I am hoping that those who plan to use RCL for CD purposes will find some of the marketing resources I listed useful. My favorite section is customer relations!

Posted By:   Sharon Ladenson, Gender Studies and Communications Librarian, Michigan State University
Post Topic:   Telecommunications
 
Completing the Telecommunications portion of the “Journalism and Communications” section was a rewarding and challenging experience. As Darby Orcutt pointed out, the communication studies literature has grown and changed by leaps and bounds! Critical resources in telecommunication studies include new interdisciplinary texts focusing on the social, historical, and political impact of telecommunications technology. The interdisciplinary nature of communication studies presented significant selection challenges, but again, this was a very rewarding project!

Posted By:   Alice Crosetto, Acquisitions Librarian, University of Toledo
Post Topic:   Old English/Anglo-Saxon Literature
 
What an experience! I was quite surprised in researching my area. Old English, Anglo-Saxon Literature in general, is still holding its own in research and activity on college campuses. However, the availability of resources is a challenge. Classic works, long standing experts - so many are OP.
I thought that it was the time period, but in working on the Rossetti Family, I realized that literature as a whole might be suffering.
There are great websites; but we must maintain our tradition - a website cannot replace the classic resources, only enhance.
My vision is that RCL will assist all individuals who need to know the classics, the standards. Librarians, faculty designing courses & programs - all will benefit from this updated tool.

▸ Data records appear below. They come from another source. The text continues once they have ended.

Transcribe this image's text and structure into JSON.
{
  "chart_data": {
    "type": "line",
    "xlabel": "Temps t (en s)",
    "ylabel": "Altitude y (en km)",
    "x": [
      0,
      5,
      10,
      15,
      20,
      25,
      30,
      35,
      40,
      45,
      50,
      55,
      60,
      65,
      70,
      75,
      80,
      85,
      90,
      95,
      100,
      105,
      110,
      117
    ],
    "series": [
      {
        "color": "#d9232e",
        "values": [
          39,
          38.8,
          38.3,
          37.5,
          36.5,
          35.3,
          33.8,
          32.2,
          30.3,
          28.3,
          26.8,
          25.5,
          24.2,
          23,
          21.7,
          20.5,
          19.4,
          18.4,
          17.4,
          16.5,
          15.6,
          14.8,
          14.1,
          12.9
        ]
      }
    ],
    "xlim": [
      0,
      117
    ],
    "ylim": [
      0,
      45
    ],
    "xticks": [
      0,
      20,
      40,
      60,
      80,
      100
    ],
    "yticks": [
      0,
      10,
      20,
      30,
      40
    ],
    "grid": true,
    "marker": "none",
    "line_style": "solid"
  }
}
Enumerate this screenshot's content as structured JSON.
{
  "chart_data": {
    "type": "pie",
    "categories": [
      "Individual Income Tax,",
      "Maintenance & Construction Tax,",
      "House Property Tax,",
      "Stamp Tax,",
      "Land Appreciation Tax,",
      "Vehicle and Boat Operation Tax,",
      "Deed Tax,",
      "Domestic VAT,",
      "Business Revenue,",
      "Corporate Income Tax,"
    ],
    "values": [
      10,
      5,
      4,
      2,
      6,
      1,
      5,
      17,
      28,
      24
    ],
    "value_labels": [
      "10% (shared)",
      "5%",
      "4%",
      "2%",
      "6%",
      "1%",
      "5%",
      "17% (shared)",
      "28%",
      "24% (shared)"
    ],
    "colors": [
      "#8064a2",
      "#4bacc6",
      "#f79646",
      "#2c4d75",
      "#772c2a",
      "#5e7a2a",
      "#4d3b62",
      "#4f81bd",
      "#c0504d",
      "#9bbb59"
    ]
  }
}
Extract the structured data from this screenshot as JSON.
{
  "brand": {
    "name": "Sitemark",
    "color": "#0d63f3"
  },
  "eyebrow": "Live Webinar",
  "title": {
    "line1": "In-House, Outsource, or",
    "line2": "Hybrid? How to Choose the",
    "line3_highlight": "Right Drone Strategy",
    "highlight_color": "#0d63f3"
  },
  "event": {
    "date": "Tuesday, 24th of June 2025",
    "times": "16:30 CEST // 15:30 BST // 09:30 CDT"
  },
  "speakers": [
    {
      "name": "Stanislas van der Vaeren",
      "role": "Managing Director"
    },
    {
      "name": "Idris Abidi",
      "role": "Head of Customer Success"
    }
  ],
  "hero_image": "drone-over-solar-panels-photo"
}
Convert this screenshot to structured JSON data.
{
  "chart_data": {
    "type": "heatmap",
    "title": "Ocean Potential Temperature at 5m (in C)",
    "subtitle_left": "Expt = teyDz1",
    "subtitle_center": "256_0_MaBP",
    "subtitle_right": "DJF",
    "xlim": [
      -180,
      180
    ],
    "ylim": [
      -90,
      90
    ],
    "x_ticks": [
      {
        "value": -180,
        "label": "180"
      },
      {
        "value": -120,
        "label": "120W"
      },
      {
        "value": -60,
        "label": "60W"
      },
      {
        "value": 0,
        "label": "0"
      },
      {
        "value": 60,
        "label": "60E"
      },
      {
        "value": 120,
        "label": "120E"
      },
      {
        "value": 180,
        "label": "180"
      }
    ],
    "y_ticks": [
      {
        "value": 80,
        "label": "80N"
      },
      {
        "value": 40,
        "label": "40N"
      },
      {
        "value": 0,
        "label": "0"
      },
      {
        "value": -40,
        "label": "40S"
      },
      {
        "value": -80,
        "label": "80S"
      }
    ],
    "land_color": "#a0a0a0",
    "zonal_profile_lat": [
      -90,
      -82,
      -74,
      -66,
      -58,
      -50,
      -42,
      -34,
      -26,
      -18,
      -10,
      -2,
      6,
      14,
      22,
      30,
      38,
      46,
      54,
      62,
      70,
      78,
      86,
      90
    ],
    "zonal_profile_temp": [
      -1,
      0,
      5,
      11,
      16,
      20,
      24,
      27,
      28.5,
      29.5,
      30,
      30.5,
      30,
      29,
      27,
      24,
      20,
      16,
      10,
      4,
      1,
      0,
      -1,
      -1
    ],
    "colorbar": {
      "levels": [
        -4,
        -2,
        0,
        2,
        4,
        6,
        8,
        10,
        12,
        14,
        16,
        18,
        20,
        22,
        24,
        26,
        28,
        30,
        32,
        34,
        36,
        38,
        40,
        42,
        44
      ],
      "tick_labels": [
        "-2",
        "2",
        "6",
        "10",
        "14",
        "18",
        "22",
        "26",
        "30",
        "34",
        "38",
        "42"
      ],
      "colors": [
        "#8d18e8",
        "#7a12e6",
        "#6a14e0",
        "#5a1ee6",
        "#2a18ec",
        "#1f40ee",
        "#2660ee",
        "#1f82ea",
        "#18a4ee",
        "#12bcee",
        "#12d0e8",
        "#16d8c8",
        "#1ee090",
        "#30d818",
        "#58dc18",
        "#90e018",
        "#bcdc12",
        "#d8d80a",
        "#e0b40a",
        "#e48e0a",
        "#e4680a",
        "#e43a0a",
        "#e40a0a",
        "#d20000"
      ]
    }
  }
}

Posted By:   Joan E. Broome, Information Services, Librarian
Post Topic:   Interdisciplinary topics and controversy
 
As the Subject Editor for Environmental Studies, I discovered a host of books devoted to serious environmental themes but they were poised to sell in the marketplace by bearing what I would call "inflamatory" titles like "Kill the cowboy: a battle of mythology in the new West." This title was actually a fairly balanced look at range management issues in the American West often cast by the media as the new range war--Ranchers vs. Environmentalists.
Reflecting even agonizing about such titles involved a good measure of time that I had not anticipated in the selection process. I suspect this is par for the course when dealing with interdiscipliary topics that cross over into the public policy arena for heated debate. But it made developing a list doubly intersting to me!

Posted By:   Darby Orcutt, Senior Collection Manager for Humanities & Soc Sci, NCSU Libraries
Post Topic:   Re-envisioning Communications
 
As a bibliographer for the "Journalism & Communications" subject area, I welcomed the opportunity to review the core literature of the field. While I expected that the core had shifted considerably, I was surprised at how much. Given the pace of technological and theoretical change in mass media studies, our new list of critical resources is largely different from that of the last edition of BCL. I’d be curious to know whether other subject areas experienced such a sea change.